Sometimes you can cheese it and take a guess by knowing you need 8 bytes for each "block" in a struct on 64 bit and 4 bytes for 32. However, I don't recommend this. Just follow these quickly written steps to victory.
Thanks for this, it at least gives me something to go on.
BTW The reason I am attempting to read the keyboard with Raw Input API is that the built-in QB64PE methods for reading the keyboard aren't working for the solution.
If you recall, the RawInput program is event driven and uses its own hwnd handle, and regular QB64PE graphics and text display commands don't work.
So my solution was to put the user input (keyboard and mouse) in a seperate sub program that is kicked off by the main program.
The sub program window sits directly over the main program, and always has the focus (so it can read the mice). The sub program window's alpha transparency is set to 1 (setting it to zero disables focus) which effectively renders it invisible. So it has the focus and reads the mice with the Raw Input API events, and sends the input it detects up to the main program over local TCP/IP. The main program has all the logic and processes the input, outputs the graphics & sound. Because the sub-program is transparent, the main window is what the users see.

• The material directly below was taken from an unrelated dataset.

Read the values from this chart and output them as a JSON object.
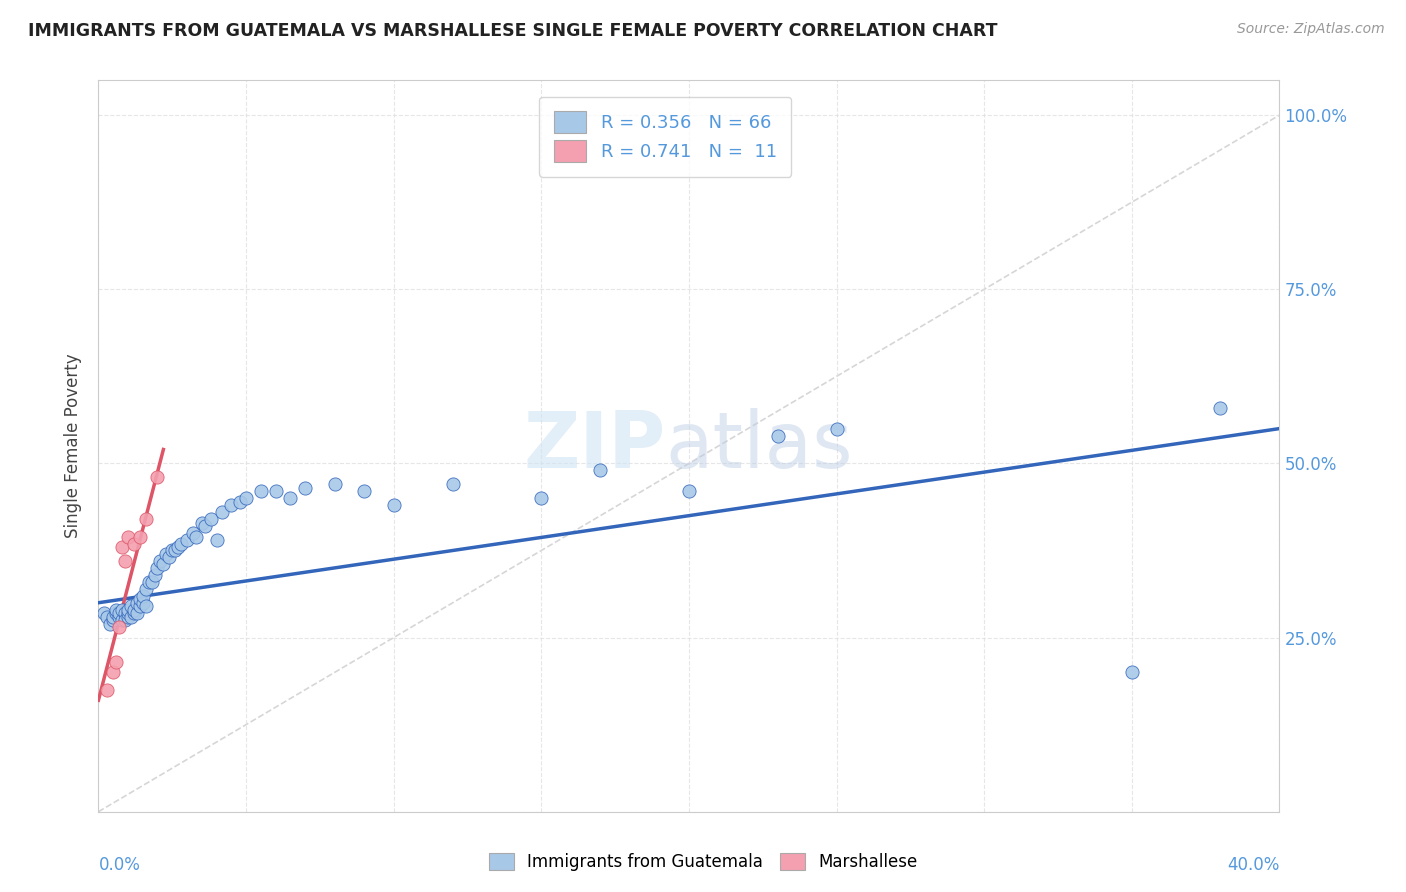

And because it never has the focus, it can't detect keypresses, the subprogram has to do that. However I have tried reading the keyboard using normal QB64PE commands (_BUTTON, _KEYDOWN, _KEYHIT, inkey$) but they don't seem to work from the subprogram. It's probably due to the same reason that graphics commands don't work - it uses its own window handle. So since it works so well for reading mice and sending the input back via TCP/IP, I figure that's the way to read the keyboard as well!